When Your Best Isn’t Good Enough

That was my mistake. In late August of 2007, I was called into the branch manager’s office where he showed me a memo that I had signed when I joined the firm. “Do you remember signing this?” Yes, vaguely. The memo had the exact date for my last day if I didn’t earn enough in commissions. The date was in two weeks. The manager would go to bat for me. New York told him that the firm had to be consistent in evaluating all 16,000 of their advisors. If I did not sell enough high commission products, it didn’t matter how many great, long-term clients I had. He wanted me to stay, but he might need to fire me.

I went home that night and caught my wife just as she was heading out the door to an evening meeting.  I broke the news and she did not bat an eye.

“Have you done this the right way?” Yes. “Is this a career that you love?” Yes. “Then we will figure this out.”

Says the confident wife to her broken husband, the family’s sole breadwinner. Only two weeks earlier, she had given her final notice to her former employer and closed the door on going back to her old job. We had burned the ships. We were committed.

Phone calls were made, letters were written. At the end of September, I received the verdict. While New York appreciated my efforts and it was obvious that the local team wanted to keep me, they had to toe the firm line. I was fired. Immediately.

The next morning, before I could begin making calls to other investment firms, my former colleagues were already reaching out. They offered to make introductions, they offered encouragement, they expressed disbelief. I couldn’t help but notice that I was fired while all of the other trainees a few classes ahead and a few classes behind me were quitting. The only ones surviving the cuts were the product salespeople.

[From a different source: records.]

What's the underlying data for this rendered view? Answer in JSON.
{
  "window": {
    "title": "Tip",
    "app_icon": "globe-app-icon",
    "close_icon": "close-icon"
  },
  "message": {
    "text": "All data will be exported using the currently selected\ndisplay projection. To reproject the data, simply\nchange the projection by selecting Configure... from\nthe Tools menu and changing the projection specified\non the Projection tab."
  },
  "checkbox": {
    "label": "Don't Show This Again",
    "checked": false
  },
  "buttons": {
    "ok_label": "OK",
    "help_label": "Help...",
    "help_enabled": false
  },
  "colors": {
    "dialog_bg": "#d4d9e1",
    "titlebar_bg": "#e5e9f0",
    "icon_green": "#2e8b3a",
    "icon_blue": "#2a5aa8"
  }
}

Within a week, the old firm had reached out with a path forward. “We think we have a way to bring you back in, as if you never left. You will just have a different title.” That is what we did, and I continued there for another six months, before leaving to join an independent advisory firm. Upon my resignation, the branch manager asked me, “How will you attract clients without the strength of a large brokerage house?” Ironically, the question was asked in a month (March, 2008) when the firm’s stock was 60% lower than it had been nine months prior.

leaving Wall Street

I left behind the Wall Street model forever, but the lessons learned were many. No one who knew me at the firm had any influence over the true decision makers in New York. The best interests of my clients were never a consideration throughout my entire employment process. The incentives of the brokerage world were and are warped and short term. I knew right then what the advisory business should not be, but had yet to discern what it could be.

The next 10 years of my life were devoted to that journey, culminating in the founding of Morton Brown Family Wealth in 2018. In a very positive way, I am proud of what we stand for as fiduciaries, professionals, and advisors. Based on my early experience, though, I also have strong feelings about what we stand against. The financial industry is still fighting against the Fiduciary Standard. It is still not training and developing the talented people needed to serve clients. And it is still, if you read the fine print, protecting the conflicts of interest that serve the company first, all others second. In reflecting on my growth in the last several years, my passion for delivering this better model was kindled in the tortuous experience of losing my job.

I had never thought of myself as having the “zeal of a convert” like Jack Bogle. Zealot is a strong word, because it implies an uncompromising spirit. But maybe the shoe fits. I have seen behind the curtain and observed the sorry state of the brokerage business. I have seen what is possible in the form of visionary advisory firms around the country who are changing the profession of financial advice. If a zealot is someone who keeps a “Motivation” folder in his desk containing the letter firing him from Wall Street as a reminder, then maybe I should own that identity.  It is my story of Independence.